It is not possible or economically, environmentally sustainable to generate enough data to process a value judgement about contextualised quality teaching. It’s easier to standardise education to generate data which shows quality.
A “what works” agenda makes it easier to program pedagogy onto a computer.
Standardised national curriculum makes it easier to program tasks onto a computer.
Standardised testing makes it easier to program grading onto a computer.
Computers are cheaper than teachers.
Artificial intelligence is not going to take teacher’s jobs, human’s are – computer programmers.
Computer programmers are not educated in understanding the social context of students.
Computer programmers are often employed by private transnational companies (platforms) so if schooling is automated it is also most likely privatised.
Platforms bank their money in tax havens, valorise the casualisation of the workforce, and are not easily regulated by governments.
Tax havens mean governments are being squeezed in their ability to fund public services like education, increasing the need to privatisation.
Casualisation means less dissent.
Lack of government regulation means tax dodging, discrimination and unethical practices go unchecked.
Platforms dictate what counts as future skills.
Government policy has carved future skills as the sole reason for school into stone. Employment skills are standardised and valorised above all others. Employment is essentialised as the purpose of schooling.
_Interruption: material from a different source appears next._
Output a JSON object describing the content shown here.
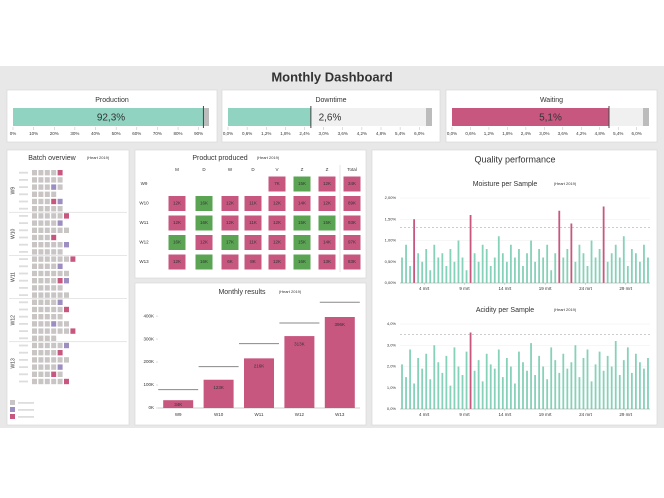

Future employment skills are impossible to accurately predict so cannot be standardised – the attention on them is a logical fallacy.
How to standardise a fallacy becomes a contentious debate – education as a house becomes divided.
By keeping the focus on employment skills, the true purpose of democratic schooling, participation in society, which includes employment, becomes an afterthought.
Politicians are excused for their poor choices through lack of public participation, so it is in their best interests to standardise and valorise employment skills that can be automated.
Those who participate are those less concerned about making ends meet so a homogeneous agenda becomes standardised and what can eventually become automated.
Automated schooling is sold transnationally and that homogenous agenda becomes neo-colonial.